Lembur begitulah saya selalu menyebutnya. Kata dalam bahasa Sunda yang artinya serupa dengan kampung halaman, tempat kita dilahirkan. Tapi, tempat dilahirkan tidak selalu berarti kampung, kan? Ada juga yang lahir di kota. Namun, saya memilih menggunakan kata lembur untuk menekankan bahwa saya berasal dan lahir dari sebuah dusun di pedesaan terpencil yang terletak tidak begitu jauh di bawah kaki gunung Tampomas."Â
Menuju ke sana, saya harus melewati jalur yang berbelok-belok dan menantang, dengan batu-batu koral yang sekonyong-konyong memaksa untuk terlepas dari aspal. Getaran yang kuat dari setiap batu yang dilalui mobil membuat saya menggigit bibir untuk menahan rasa tidak nyaman.
Jalanan jelek ini, selalu saja sukses melemparkan saya pada memori 27 tahun yang lalu. Saat saya harus numpang truk galian pasir agar bisa sampai di sebuah kecamatan yang terletak di kota Sumedang. Cimalaka, nama kecamatan tempat menimba ilmu dunia dan akhirat. Mengapa disebut dunia-akhirat? Karena, selain bersekolah di sekolah negeri milik pemerintah. Saya juga mondok di pesantren. Kedua titian tangga ini yang selalu saya ukir di relung kalbu yang dalam. Bahwa, dari sinilah semua mimpi itu saya mulai.
Namun, walaupun jalannya kasar, pemandangan di sekeliling sungguh menakjubkan. Kami melewati hutan-hutan, kebun pisang, dan rimbunan ilalang dan pepohonan yang hijau subur dan tebing-tebing curam yang menjulang tinggi. Di tengah perjalanan, kami berhenti sejenak untuk menikmati pemandangan yang spektakuler. Saya  merasa seperti berada dalam lukisan alam yang indah, tapi sedikit horor.
Setelah beberapa jam perjalanan yang panjang, akhirnya kami tiba di kampung halaman. Kampung itu terletak di antara perbukitan yang curam, dengan rumah-rumah yang dibangun secara tradisional dan hamparan kebun yang luas. Meskipun tampak terisolasi dari dunia modern, tempat ini memiliki keindahan dan ketenangan yang sulit ditemukan di kota besar.
Perjalanan menuju kampung halaman yang terpencil mungkin melelahkan, namun saya tidak akan pernah melupakannya. Rasanya seperti menjelajahi dunia yang berbeda, di mana alam masih asli dan tidak tersentuh oleh pembangunan modern. Dan itulah yang membuatnya sangat unik dan tak terlupakan.
Kampung halaman adalah akar kehidupan
Bagi sebagian orang, kampung halaman adalah tempat yang paling berharga dan dianggap sebagai akar dari kehidupan mereka. Di sinilah mereka dibesarkan dan menghabiskan masa kecil yang penuh dengan kenangan indah bersama keluarga dan teman-teman. Saya pun merasakan hal yang sama, di mana kampung halaman selalu menjadi tempat yang istimewa dan selalu membawa kenangan indah di hati.

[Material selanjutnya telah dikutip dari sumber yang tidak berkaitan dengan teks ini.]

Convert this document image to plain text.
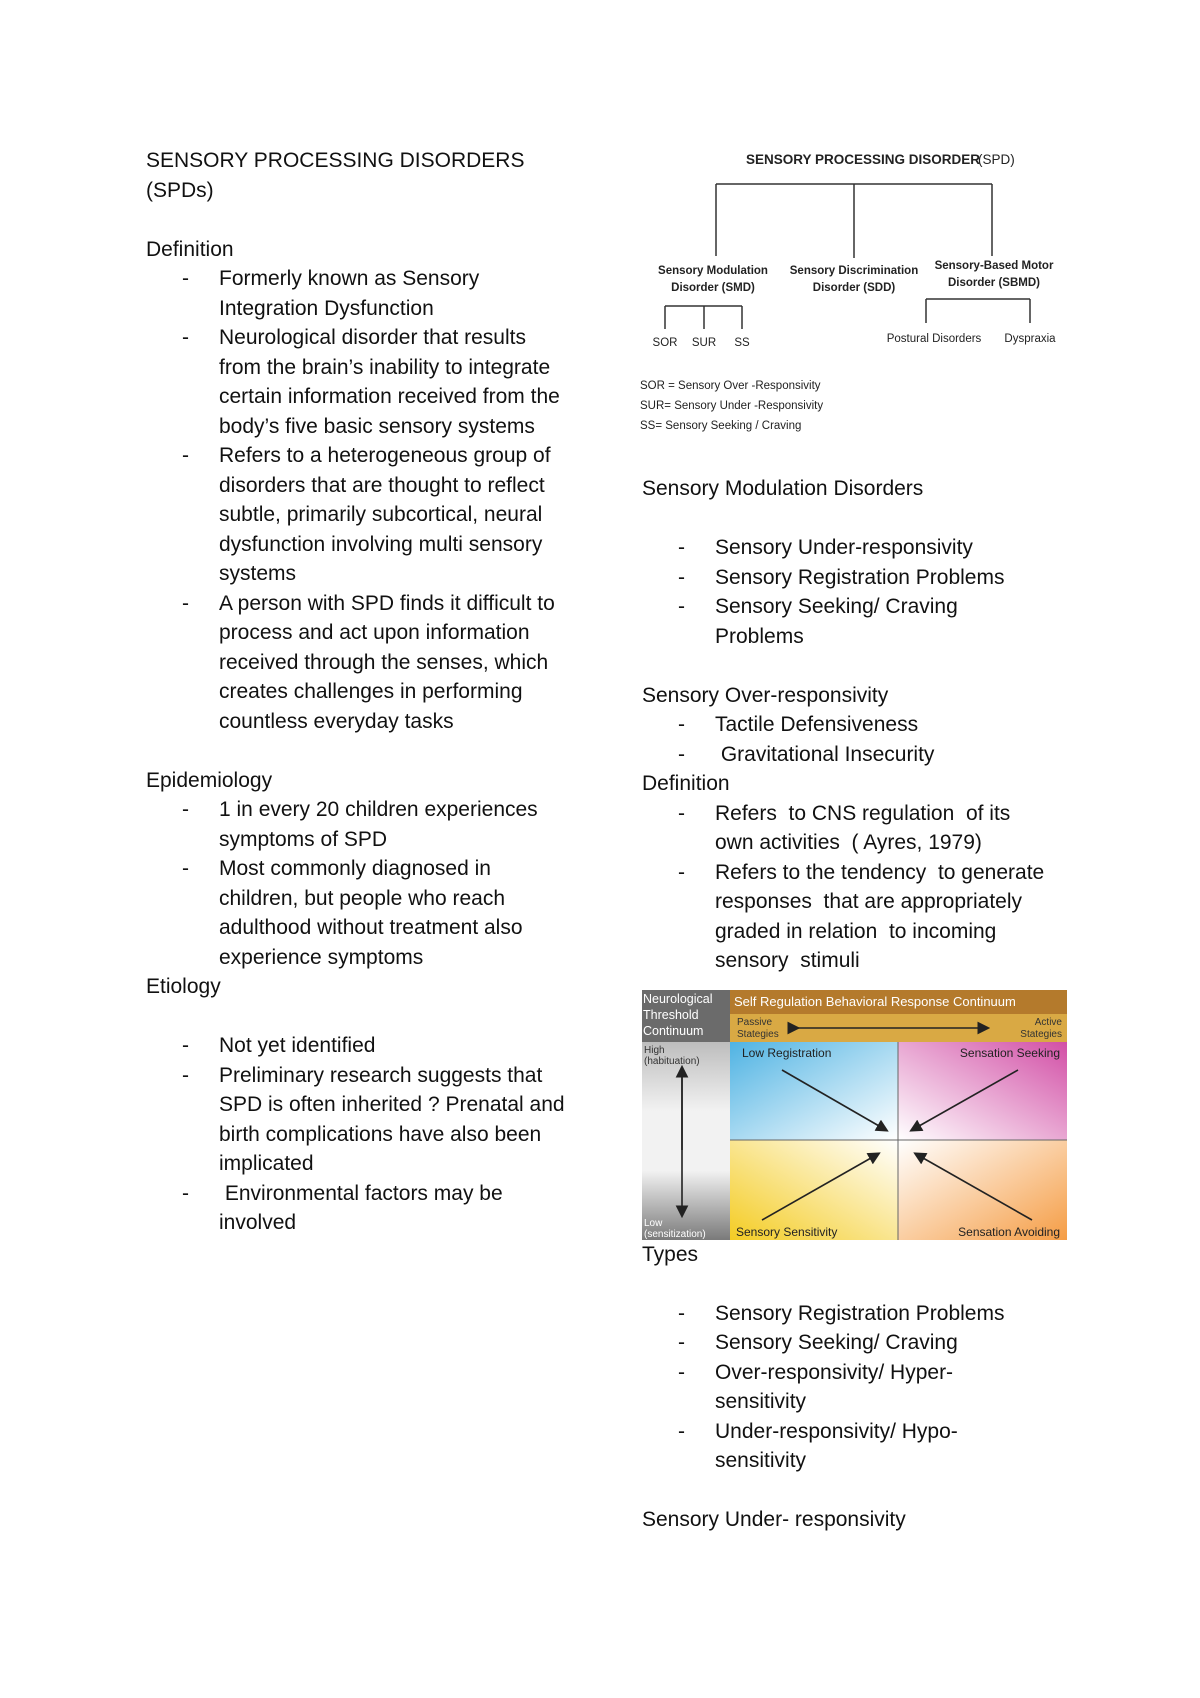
SENSORY PROCESSING DISORDERS

(SPDs)

Definition

- Formerly known as Sensory Integration Dysfunction
- Neurological disorder that results from the brain’s inability to integrate certain information received from the body’s five basic sensory systems
- Refers to a heterogeneous group of disorders that are thought to reflect subtle, primarily subcortical, neural dysfunction involving multi sensory systems
- A person with SPD finds it difficult to process and act upon information received through the senses, which creates challenges in performing countless everyday tasks

Epidemiology

- 1 in every 20 children experiences symptoms of SPD
- Most commonly diagnosed in children, but people who reach adulthood without treatment also experience symptoms

Etiology

- Not yet identified
- Preliminary research suggests that SPD is often inherited ? Prenatal and birth complications have also been implicated
- Environmental factors may be involved
SENSORY PROCESSING DISORDER
(SPD)
Sensory Modulation
Disorder (SMD)
Sensory Discrimination
Disorder (SDD)
Sensory-Based Motor
Disorder (SBMD)
SOR SUR SS	Postural Disorders Dyspraxia
SOR = Sensory Over -Responsivity
SUR= Sensory Under -Responsivity
SS= Sensory Seeking / Craving

Sensory Modulation Disorders

- Sensory Under-responsivity
- Sensory Registration Problems
- Sensory Seeking/ Craving Problems

Sensory Over-responsivity

- Tactile Defensiveness
- Gravitational Insecurity

Definition

- Refers  to CNS regulation  of its own activities  ( Ayres, 1979)
- Refers to the tendency  to generate  responses  that are appropriately  graded in relation  to incoming  sensory  stimuli
Neurological
Threshold
Continuum
Self Regulation Behavioral Response Continuum
Passive
Stategies
Active
Stategies
High
(habituation)
Low
(sensitization)
Low Registration	Sensation Seeking
Sensory Sensitivity	Sensation Avoiding

Types

- Sensory Registration Problems
- Sensory Seeking/ Craving
- Over-responsivity/ Hyper-sensitivity
- Under-responsivity/ Hypo-sensitivity

Sensory Under- responsivity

Walaupun hidup membawa saya ke berbagai tempat, seperti merantau ke kota atau bahkan ke luar negeri, rasa kangen dan rindu akan kampung halaman selalu menghampiri. Bagi saya, kembali ke kampung halaman menjadi salah satu cara untuk merasakan kembali suasana kebersamaan dan ketenangan yang pernah terasa di masa lalu.
Alasan mengapa saya ingin kembali ke kampung halaman bisa bervariasi, tergantung pada pengalaman dan perjalanan hidup yang saya jalani. Saya merindukan suasana pedesaan yang asri dengan pemandangan alam yang masih alami seperti sawah, perbukitan, dan sungai. Selain itu, suasana kental dengan adat dan budaya serta kebersamaan masyarakat yang masih erat juga menjadi daya tarik tersendiri.
Bagi saya, kampung halaman juga diidentikkan dengan kebahagiaan dan kebebasan. Beberapa kenangan manis selama masa kecil seperti bermain bola di lapangan terbuka, berkumpul bersama teman-teman, dan makan bersama keluarga menjadi dorongan untuk kembali ke kampung halaman.